The report Digital inclusion and wellbeing in New Zealand was prepared by Arthur Grimes and Dominic White of the Motu Economic and Public Policy Research.

DIA commissioned the report following release of the Digital Inclusion Blueprint to determine which groups have a lower likelihood of being digitally included in New Zealand and why, and how digital inclusion relates to waiora/wellbeing.

Minister for government digital services Megan Woods announced the blueprint in May, saying it had been designed to help New Zealanders take full advantage of the internet, and help the Government identify groups that struggle to access online services.

She said the blueprint would be used to coordinate the planning of different Government and community initiatives, and identify where future investment and action were needed.

Motu found those in social housing and people with disabilities appearing to be particularly disadvantaged with respect to internet access.

“Just 69 percent of those living in Housing NZ (or local equivalent) social housing report having access to the internet, compared with 91 percent reporting access across all respondents,” it said.

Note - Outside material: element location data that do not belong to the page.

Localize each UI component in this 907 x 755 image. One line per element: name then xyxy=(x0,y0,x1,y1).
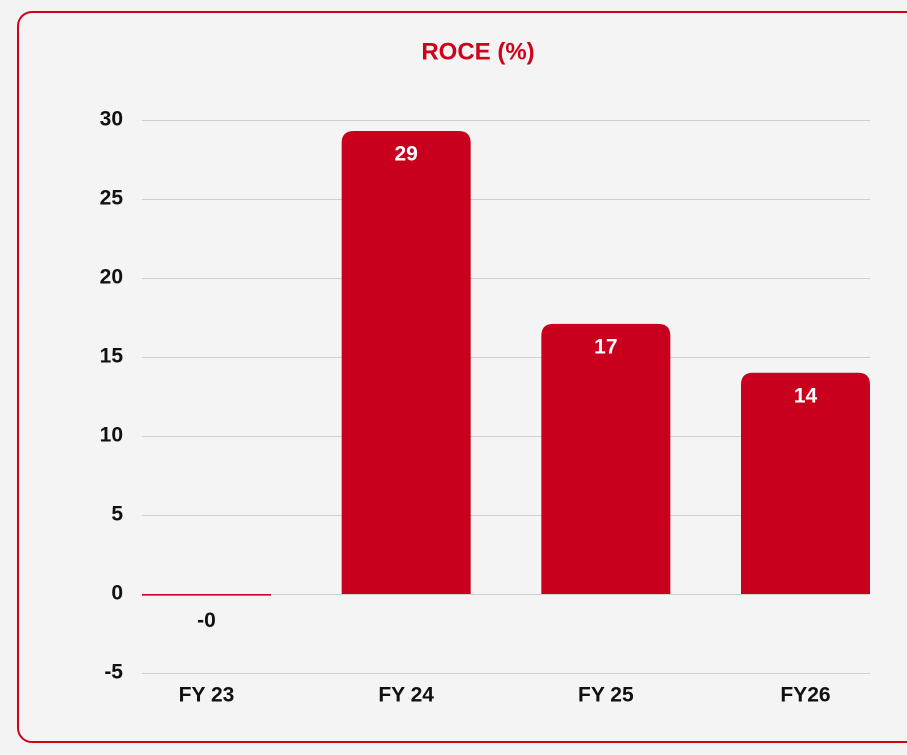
data-label: -0 xyxy=(197,609,216,632)
chart-title: ROCE (%) xyxy=(421,38,534,65)
y-tick-label: 20 xyxy=(100,266,123,289)
y-tick-label: 5 xyxy=(111,503,123,526)
bar xyxy=(142,594,271,596)
x-tick-label: FY 23 xyxy=(179,684,235,707)
y-tick-label: -5 xyxy=(104,661,123,684)
y-tick-label: 10 xyxy=(100,424,123,447)
data-label: 14 xyxy=(794,384,818,407)
x-tick-label: FY 24 xyxy=(378,684,434,707)
bar xyxy=(541,323,671,594)
x-tick-label: FY 25 xyxy=(578,684,634,707)
y-tick-label: 25 xyxy=(100,187,124,210)
y-tick-label: 30 xyxy=(100,108,123,131)
y-tick-label: 0 xyxy=(111,582,123,605)
data-label: 29 xyxy=(394,143,417,166)
y-tick-label: 15 xyxy=(100,345,124,368)
bar xyxy=(741,372,870,594)
data-label: 17 xyxy=(594,335,617,358)
bar xyxy=(341,131,471,594)
x-tick-label: FY26 xyxy=(780,684,830,707)
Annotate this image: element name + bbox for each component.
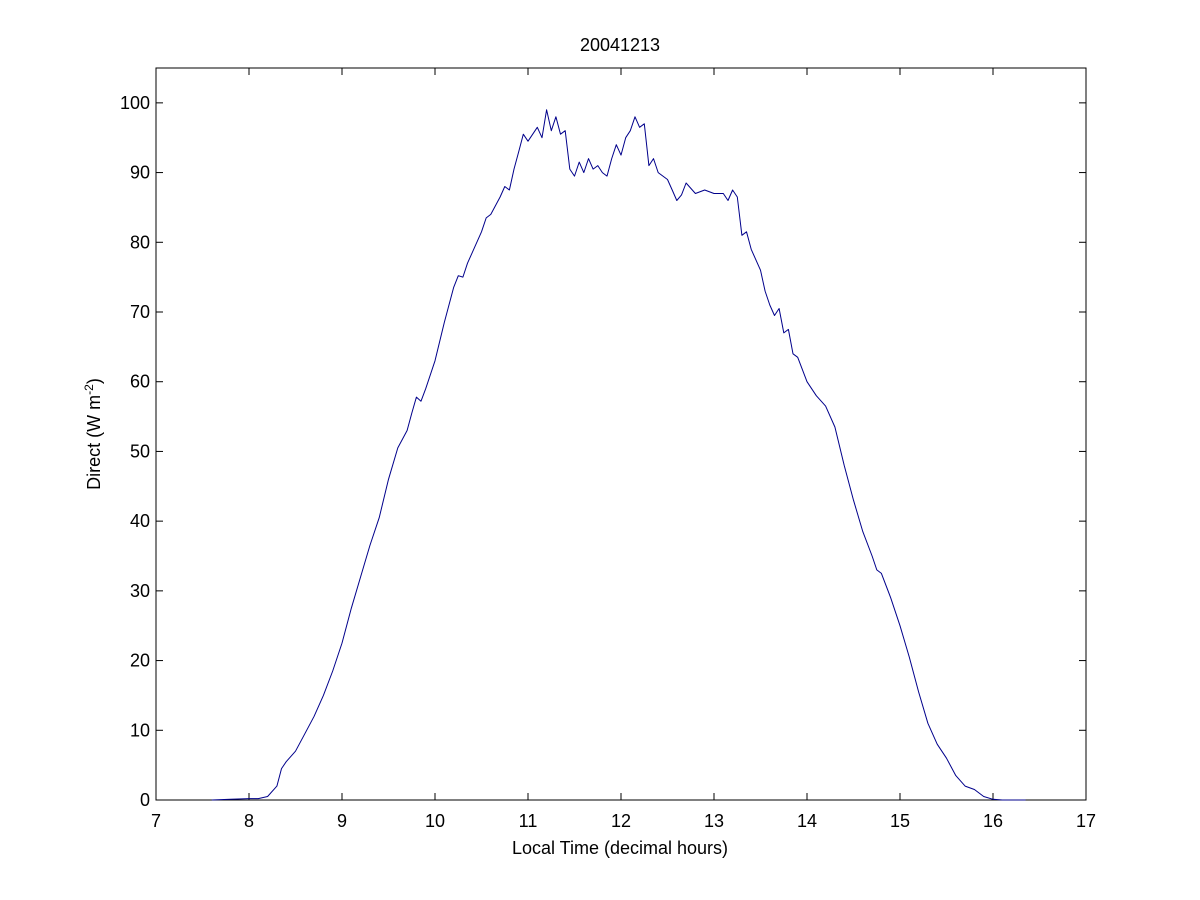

“Only 71 percent of people with disabilities report having access to the internet. In the 2018 NZCVS [New Zealand Crime and Victims Survey] 17 percent of people with disabilities indicate having no internet access compared to the full sample where just five percent have no internet access.”

It described these gaps in internet access as “perhaps the most disturbing” and concluded they were potentially amenable to policy interventions.

“Most social housing is owned by the state. local authorities or NGOs. The social housing provider could take the initiative to install WiFi (or other technologies) to enable internet access by tenants,” the report said.

“Provision of such infrastructure may be considered of similar importance to provision of water, sewerage and electricity to these tenants. … Similarly, many people with disabilities are already subject to some form of care by state agencies or NGOs. These authorities may consider enabling internet use for their clients as a key intervention to improve the opportunities for those with disabilities to connect with the rest of society.”